With a final board of K Q J 3 3 a young American kid (good player btw) declares, "Nothing, I have 9 high". His opponent, a middle aged South African gentleman says, "Oh, I have 10 high". They turn their cards over and the dealer pushes the pot to the South African.

Of course all of you lot out there reading this have already spotted that both players are actually playing the board, so therefore it should have been a split pot. Why the American kid didn't notice I don't know, but if you've been playing for a while you get tired. The South African gentleman is one of those types of players who would have to be told. As for the rest of us at the table I guess we weren't paying much attention (any internet players reading have got to love that don't they? So much for live players being such keen observers...)

In fairness to the dealer, who should have noticed immediately, he was actually requesting to be taken off the table as he had already been dealing for two hours without a break in this particular game.

Anyway, as the next hand is being dealt somebody at the table now realises what happened and mentions that the pot should have been split. Everybody else at the table including the dealer realises too and he now informs the South African that he owes the American kid £20. In fact, the only player who is utterly oblivious to what has happened is this South African guy. He says that the hand is all over and that's that. Fair enough I suppose; it was a dealer error and he doesn't have to give the kid any money if he doesn't want to.

In fact, the American kid was kind of taken aback so I told him to get a ruling, because it also seemed like the South African wasn't taking the situation seriously at all.

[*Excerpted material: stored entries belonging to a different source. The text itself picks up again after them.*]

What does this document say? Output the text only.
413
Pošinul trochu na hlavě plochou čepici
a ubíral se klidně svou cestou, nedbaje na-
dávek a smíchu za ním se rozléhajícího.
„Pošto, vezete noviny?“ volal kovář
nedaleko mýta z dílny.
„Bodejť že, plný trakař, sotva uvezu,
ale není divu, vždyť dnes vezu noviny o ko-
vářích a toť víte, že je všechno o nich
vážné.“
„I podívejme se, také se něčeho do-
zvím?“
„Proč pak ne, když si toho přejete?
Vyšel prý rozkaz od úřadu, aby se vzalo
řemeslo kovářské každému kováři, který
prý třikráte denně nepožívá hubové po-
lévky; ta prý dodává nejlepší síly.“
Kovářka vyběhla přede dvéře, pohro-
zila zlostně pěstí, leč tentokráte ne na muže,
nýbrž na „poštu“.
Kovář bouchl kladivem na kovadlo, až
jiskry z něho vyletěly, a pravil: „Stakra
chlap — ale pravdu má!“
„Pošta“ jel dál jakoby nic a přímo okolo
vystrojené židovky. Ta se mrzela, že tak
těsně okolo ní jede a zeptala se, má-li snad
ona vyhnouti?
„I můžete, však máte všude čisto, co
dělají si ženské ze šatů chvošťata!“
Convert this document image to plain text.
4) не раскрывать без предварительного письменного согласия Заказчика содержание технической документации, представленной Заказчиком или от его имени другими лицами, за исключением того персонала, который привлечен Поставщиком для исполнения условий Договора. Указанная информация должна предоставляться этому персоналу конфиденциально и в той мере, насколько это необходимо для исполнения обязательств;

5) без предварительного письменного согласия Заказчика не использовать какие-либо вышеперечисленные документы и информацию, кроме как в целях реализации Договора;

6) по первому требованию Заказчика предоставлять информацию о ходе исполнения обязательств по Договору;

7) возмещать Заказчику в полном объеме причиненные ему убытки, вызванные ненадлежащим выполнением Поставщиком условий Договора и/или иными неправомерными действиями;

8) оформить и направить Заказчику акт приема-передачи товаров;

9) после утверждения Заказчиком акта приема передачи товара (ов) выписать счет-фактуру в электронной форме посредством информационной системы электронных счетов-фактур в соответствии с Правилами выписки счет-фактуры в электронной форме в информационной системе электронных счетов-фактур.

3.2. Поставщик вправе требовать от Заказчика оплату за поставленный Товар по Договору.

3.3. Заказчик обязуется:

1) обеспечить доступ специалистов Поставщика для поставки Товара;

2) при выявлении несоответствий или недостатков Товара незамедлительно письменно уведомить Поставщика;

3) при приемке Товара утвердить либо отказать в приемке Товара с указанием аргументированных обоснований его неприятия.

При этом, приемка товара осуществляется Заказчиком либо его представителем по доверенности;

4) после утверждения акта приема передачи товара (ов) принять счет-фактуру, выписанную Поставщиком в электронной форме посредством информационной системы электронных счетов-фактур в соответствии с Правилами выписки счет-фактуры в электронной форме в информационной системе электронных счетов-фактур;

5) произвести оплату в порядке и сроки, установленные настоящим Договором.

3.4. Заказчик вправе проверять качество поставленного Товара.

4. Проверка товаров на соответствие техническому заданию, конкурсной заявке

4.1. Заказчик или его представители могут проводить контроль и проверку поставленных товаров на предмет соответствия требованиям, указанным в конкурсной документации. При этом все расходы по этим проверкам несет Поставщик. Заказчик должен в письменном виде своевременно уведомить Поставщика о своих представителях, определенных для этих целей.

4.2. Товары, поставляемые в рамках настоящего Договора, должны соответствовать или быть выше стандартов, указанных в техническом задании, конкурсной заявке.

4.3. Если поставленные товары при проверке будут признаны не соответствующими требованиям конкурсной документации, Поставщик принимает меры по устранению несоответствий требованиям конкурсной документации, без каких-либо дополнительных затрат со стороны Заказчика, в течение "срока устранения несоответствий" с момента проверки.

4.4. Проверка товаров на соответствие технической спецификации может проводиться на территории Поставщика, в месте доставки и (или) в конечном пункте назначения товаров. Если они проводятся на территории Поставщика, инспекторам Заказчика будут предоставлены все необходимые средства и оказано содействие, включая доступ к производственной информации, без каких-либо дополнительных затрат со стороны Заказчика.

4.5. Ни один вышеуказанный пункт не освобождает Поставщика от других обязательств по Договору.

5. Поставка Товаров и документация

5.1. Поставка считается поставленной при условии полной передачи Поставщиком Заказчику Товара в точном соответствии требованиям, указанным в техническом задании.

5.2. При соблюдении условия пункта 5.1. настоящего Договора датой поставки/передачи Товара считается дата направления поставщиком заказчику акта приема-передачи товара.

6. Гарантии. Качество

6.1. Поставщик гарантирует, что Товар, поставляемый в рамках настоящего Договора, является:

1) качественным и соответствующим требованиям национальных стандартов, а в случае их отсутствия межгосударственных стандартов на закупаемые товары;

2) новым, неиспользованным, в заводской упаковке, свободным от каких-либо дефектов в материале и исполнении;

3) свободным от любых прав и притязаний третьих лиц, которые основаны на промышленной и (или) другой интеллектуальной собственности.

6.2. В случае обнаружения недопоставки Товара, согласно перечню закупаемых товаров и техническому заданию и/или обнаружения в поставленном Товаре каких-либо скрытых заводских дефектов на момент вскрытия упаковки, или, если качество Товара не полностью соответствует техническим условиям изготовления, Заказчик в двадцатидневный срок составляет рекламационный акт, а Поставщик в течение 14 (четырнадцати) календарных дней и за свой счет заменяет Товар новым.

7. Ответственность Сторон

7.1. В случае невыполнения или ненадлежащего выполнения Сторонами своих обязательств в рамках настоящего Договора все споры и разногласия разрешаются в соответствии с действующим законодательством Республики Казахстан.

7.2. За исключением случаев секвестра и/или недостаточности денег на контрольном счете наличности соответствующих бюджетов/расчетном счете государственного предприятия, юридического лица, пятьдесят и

Unfortunately for the Kid the dealer called the wrong floor person over (wrong in the sense that he called another dealer over as opposed to an actual floor person who is properly authorised to give rulings) who then gave a ruling in favour of the South African (probably the correct ruling as it happens).

Anyway, the point is, to me, that it doesn't matter what the ruling would be, but basically everybody else at that table (Russian Alex, Fred, Gary Mills, Rick Gladding, a young Greek kid whose name I can't remember, and of course, myself) would have given the American Kid the £20 without another thought. I mean, maybe I'm making a mountain out of a molehill, but that South African behaved like a total dick, didn't he? (Just to make it clear - there wasn't a huge argument, the South African or the kid didn't make a huge issue out of it, there were no raised voices and all blood pressure remained stable etc).

I dunno, I was dumbfounded that somebody could be such a nit over twenty quid.

On a slightly different note, does anybody out there know why the blinds in the £250 Pot Limit game are £5-£5 with an optional straddle of £10 whereas the blinds in the £250 No Limit are £5-£10 with an optional straddle of £25? How come both games don't have the same structure? I don't get it. As you can tell, the no limit game plays a lot bigger than the pot limit game.